The second is Pablo Picasso’s Guernica, shown as a Spanish exhibit at the World Fair in Paris in 1937. It was painted as a response to the bombing of Guernica in the Basque country, by German and Italian warplanes that same year during the Spanish Civil War. It now hangs in the wonderful but confusing Museo Reina Sofia in Madrid. It is a vast, monochrome depiction of chaos and agony. It is said that a particular focus of the painting is the gaping wound in the side of the dying horse at the centre. My eye is drawn rather to the extraordinary figure on the far right, trapped by fire from above and below, hands stretched up in utter terror, head flung back impossibly far, crying out to heaven. Under the horse is a dead soldier, a flower growing out of his shattered sword, and a stigma on his open palm. Suffering and death are everywhere. The huge canvas is now said to be fragile, and it is not possible to get closer than a few meters to it before an alarm sounds. It’s the only exhibit in the museum you’re not allowed to photograph; so I bought a bookmark of it.

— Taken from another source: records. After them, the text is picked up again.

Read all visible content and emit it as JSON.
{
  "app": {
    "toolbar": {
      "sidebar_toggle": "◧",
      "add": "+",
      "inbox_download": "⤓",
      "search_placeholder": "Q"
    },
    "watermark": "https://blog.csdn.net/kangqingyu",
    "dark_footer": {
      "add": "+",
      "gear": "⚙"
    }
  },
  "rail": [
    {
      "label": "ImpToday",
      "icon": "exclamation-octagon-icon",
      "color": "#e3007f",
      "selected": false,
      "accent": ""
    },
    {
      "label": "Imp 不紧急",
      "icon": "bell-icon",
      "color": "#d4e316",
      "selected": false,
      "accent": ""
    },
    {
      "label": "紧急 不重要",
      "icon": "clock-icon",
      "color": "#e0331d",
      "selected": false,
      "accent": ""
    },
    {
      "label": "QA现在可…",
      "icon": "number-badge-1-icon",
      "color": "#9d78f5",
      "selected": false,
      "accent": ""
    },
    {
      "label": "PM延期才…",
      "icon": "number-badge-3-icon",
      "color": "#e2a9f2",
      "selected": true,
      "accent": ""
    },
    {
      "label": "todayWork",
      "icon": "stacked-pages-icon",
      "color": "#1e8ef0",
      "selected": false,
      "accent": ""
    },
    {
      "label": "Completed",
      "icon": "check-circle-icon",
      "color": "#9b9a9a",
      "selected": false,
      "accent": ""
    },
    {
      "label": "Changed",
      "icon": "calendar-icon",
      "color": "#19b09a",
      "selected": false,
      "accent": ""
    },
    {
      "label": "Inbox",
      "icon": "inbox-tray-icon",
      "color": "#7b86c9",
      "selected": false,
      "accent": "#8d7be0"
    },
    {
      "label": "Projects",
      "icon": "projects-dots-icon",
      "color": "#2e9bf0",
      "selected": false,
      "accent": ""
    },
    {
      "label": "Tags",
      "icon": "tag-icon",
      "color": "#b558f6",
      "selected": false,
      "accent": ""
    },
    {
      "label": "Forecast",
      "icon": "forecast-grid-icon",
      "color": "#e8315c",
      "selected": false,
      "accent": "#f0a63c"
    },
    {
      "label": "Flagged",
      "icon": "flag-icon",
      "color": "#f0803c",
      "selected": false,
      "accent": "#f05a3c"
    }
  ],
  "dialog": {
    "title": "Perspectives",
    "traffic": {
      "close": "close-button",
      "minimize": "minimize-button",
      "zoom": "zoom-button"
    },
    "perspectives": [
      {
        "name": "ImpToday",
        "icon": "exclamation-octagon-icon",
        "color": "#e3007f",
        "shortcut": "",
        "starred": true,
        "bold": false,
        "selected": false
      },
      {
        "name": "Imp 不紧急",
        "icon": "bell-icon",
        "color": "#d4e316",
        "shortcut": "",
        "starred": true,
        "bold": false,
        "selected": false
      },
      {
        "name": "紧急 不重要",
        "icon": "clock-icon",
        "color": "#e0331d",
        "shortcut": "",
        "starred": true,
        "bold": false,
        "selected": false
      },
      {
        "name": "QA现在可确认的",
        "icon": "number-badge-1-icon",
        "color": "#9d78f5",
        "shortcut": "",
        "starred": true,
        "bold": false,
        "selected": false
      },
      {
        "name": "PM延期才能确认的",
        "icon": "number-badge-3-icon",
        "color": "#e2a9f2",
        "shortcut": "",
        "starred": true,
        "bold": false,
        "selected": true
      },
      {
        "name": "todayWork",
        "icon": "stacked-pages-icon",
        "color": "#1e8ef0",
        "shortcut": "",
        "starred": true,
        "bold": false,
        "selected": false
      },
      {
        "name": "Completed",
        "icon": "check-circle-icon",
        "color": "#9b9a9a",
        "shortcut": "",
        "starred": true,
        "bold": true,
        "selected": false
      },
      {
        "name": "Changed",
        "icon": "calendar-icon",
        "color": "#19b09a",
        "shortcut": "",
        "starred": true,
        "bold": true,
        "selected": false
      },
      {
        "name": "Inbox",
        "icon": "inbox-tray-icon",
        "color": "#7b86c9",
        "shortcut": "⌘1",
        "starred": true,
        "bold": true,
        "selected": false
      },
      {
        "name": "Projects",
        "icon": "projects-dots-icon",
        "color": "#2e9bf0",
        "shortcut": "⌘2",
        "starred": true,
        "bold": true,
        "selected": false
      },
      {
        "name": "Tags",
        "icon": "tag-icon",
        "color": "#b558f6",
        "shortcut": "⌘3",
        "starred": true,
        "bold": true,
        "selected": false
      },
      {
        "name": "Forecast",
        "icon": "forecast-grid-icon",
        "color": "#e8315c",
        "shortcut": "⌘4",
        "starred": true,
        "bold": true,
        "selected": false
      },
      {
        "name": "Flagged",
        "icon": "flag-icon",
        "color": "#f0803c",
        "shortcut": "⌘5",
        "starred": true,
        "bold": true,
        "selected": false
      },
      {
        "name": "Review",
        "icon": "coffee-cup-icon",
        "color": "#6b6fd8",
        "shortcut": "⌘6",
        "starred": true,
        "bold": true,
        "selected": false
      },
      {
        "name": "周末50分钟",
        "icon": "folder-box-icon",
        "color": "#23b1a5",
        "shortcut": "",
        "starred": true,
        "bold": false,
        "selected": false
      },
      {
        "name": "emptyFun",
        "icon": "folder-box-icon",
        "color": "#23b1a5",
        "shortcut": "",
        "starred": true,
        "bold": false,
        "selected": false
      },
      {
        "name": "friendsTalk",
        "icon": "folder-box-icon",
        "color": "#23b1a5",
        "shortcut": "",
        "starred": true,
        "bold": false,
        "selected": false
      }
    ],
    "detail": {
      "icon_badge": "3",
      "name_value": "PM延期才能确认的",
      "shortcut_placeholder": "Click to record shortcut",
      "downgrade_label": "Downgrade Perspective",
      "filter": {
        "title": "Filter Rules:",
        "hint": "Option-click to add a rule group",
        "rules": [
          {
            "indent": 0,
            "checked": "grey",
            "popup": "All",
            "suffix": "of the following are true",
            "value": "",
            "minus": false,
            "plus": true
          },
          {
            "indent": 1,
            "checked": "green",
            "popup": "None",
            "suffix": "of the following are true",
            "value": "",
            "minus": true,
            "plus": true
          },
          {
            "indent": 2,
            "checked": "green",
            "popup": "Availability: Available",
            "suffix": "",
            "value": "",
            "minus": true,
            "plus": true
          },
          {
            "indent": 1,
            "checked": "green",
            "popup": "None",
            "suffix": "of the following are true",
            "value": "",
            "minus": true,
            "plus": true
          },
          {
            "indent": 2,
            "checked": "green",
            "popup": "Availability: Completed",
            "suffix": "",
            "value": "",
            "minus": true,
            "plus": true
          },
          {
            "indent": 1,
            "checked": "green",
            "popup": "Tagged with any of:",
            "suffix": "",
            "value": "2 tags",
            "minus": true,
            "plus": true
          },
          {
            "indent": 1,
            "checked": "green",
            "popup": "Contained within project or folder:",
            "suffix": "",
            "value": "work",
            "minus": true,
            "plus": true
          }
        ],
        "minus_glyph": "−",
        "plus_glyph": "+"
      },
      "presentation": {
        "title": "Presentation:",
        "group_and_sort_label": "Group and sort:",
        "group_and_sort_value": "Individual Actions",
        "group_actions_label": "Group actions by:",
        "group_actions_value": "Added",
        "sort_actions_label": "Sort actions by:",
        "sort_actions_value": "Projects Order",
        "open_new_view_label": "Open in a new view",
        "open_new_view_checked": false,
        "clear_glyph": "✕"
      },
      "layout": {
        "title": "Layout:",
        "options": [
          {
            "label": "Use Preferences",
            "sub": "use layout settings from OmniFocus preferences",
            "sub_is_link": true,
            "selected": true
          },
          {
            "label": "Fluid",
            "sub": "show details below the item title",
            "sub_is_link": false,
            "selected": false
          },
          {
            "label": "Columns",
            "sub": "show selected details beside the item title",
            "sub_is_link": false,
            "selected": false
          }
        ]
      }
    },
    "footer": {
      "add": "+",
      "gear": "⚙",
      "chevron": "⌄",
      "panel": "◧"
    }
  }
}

There are no doubt some who see beauty in Guernica; but it is the beauty of Good Friday. The flower growing out of the sword is no doubt a symbol of hope; but there is no warmth or comfort here. This is a beauty that perhaps cannot quite be admired, only felt and appreciated from our vantage point of knowing that the horror passed, as all horror must. For the time being, darkness covers the earth. Back in Sansepolcro, it’s early on the third day. Very early. Even Mary Magdalene has not yet arrived. The soldiers are asleep. The hysteria and disbelief will follow soon enough; but for now, no-one knows about the risen Lord except you and Him. Staring at you steadily and solemnly, his Passion behind him but visible in the wound in his side and in the grimness of his gaze.